И, конечно, циничный негодяй Леша Алексеев принялся старательно и, даже высунув от усердия язык, пририсовывать неестественно толстые пенисы между ног каждой из птиц. Так же вульгарен и фрейдизм в своем неприкрытом усердии.


16.

Тем более, что всегда прав.


17.

"У него было лицо большой доброй птицы,"- говорит Елена о Докторе, увиденном ею во сне. - Вы же знаете, - добавляет она, - я всегда тащилась от Доктора."

"А как же Пушкин?!" - восклицает Айвазовский со свойственным его позднему тинейджерству почти неподдельным комическим пафосом.

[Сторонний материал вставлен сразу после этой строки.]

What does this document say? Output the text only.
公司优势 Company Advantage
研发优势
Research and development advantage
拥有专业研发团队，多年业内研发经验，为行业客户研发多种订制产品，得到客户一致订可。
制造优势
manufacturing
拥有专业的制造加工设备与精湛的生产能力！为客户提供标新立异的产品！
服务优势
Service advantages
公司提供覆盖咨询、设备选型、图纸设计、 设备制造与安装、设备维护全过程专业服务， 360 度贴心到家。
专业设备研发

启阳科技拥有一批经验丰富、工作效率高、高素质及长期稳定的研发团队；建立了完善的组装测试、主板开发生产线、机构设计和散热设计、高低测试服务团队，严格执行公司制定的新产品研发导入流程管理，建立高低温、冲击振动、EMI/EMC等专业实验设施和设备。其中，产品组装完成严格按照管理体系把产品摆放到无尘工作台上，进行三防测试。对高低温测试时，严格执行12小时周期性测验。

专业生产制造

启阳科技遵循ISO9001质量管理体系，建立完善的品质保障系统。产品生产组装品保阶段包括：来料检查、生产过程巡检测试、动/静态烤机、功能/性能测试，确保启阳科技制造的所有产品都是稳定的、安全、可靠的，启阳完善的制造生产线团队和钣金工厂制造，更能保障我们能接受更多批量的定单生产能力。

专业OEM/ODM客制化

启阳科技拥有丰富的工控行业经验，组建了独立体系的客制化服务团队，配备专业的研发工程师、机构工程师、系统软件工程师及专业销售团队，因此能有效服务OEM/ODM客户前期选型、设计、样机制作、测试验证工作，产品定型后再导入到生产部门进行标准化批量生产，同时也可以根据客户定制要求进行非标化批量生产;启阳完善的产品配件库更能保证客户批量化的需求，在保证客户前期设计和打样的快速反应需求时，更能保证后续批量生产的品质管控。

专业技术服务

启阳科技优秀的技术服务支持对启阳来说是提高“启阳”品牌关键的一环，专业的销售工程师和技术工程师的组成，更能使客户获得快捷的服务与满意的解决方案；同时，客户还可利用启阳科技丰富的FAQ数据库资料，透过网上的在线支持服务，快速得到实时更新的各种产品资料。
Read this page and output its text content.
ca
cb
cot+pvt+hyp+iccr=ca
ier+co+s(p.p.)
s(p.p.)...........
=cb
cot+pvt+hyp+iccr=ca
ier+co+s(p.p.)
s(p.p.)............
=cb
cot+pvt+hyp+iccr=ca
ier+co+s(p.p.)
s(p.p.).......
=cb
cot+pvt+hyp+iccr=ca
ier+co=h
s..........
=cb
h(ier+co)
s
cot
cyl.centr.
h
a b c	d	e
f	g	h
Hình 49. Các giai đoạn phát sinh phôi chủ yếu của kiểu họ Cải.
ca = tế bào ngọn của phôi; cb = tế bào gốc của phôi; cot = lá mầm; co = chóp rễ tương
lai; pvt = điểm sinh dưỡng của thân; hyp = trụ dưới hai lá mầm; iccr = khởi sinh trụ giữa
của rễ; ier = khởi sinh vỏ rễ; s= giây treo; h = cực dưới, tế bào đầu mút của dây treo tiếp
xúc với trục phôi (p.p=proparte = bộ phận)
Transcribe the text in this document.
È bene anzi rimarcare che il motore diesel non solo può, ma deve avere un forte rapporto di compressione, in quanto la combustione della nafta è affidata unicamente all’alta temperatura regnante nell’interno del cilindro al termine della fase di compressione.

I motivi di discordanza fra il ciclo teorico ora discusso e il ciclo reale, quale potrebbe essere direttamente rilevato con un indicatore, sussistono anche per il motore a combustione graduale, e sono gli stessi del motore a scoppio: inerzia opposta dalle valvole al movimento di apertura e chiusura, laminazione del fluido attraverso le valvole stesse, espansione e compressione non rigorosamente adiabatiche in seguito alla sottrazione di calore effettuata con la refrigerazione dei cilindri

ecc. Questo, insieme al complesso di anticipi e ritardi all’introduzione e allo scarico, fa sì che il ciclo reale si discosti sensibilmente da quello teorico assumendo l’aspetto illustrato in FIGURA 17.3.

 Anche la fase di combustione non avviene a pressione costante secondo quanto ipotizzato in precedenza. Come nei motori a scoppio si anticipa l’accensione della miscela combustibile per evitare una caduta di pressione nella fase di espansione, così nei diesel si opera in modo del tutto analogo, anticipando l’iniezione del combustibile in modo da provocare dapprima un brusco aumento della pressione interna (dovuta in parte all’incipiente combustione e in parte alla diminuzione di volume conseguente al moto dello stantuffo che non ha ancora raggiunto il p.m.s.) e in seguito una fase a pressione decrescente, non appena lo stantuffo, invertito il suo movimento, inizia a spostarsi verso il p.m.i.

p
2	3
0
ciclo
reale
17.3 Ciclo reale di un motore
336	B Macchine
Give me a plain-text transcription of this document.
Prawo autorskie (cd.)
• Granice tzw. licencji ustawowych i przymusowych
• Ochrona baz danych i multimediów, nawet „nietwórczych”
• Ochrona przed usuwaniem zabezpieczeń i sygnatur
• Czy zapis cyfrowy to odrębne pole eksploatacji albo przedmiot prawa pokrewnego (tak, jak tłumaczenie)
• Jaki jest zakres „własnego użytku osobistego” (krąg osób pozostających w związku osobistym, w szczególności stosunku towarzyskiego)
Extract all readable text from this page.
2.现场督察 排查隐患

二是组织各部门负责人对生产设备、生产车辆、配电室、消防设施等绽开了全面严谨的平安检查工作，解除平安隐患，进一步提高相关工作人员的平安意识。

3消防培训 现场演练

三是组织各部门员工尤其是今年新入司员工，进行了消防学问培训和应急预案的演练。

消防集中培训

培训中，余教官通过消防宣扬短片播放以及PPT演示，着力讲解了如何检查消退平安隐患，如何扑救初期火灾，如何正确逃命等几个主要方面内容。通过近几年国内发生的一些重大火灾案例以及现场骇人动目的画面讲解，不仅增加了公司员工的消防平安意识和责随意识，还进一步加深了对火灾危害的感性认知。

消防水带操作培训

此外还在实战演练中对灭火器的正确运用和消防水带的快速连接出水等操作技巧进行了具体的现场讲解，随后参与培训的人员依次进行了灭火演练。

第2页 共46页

"О, Пушкин..."- сладко бормочет Елена. Она прекрасно знает, что произошло с Пушкиным, сама же она и наблюдала большую часть происшедшего, но нет в ее голосе ни сострадания, ни хотя бы светлой печали - лишь приторная сладость всплывших воспоминаний. И она с особым усердием тянет вниз рубашку, издающую влажный треск разошедшегося шва.


18.

Женщина - безжалостное животное.


19.

Мне приходит в голову роскошное название для рок-группы. Когда-нибудь, очень скоро, когда я разделаюсь со всем этим, я создам, наконец, рок-группу и назову ее "Безжалостные животные". "Мне пришло в голову..."- говорю я и замолкаю, раздумав продолжать.


20.

Никто меня, собственно и не слушает.


21.

Доктор никогда не был похож на большую добрую птицу. Похож он был как раз-таки на доктора. Спокойный, немного усталый, слегка пожимающий плечами, он вполне мог бы сказать такую, например, фразу: "Знаешь, голубчик, ты, конечно, помрешь через пару часов, но не переживай - ты ведь не первый это проделаешь!.."


22.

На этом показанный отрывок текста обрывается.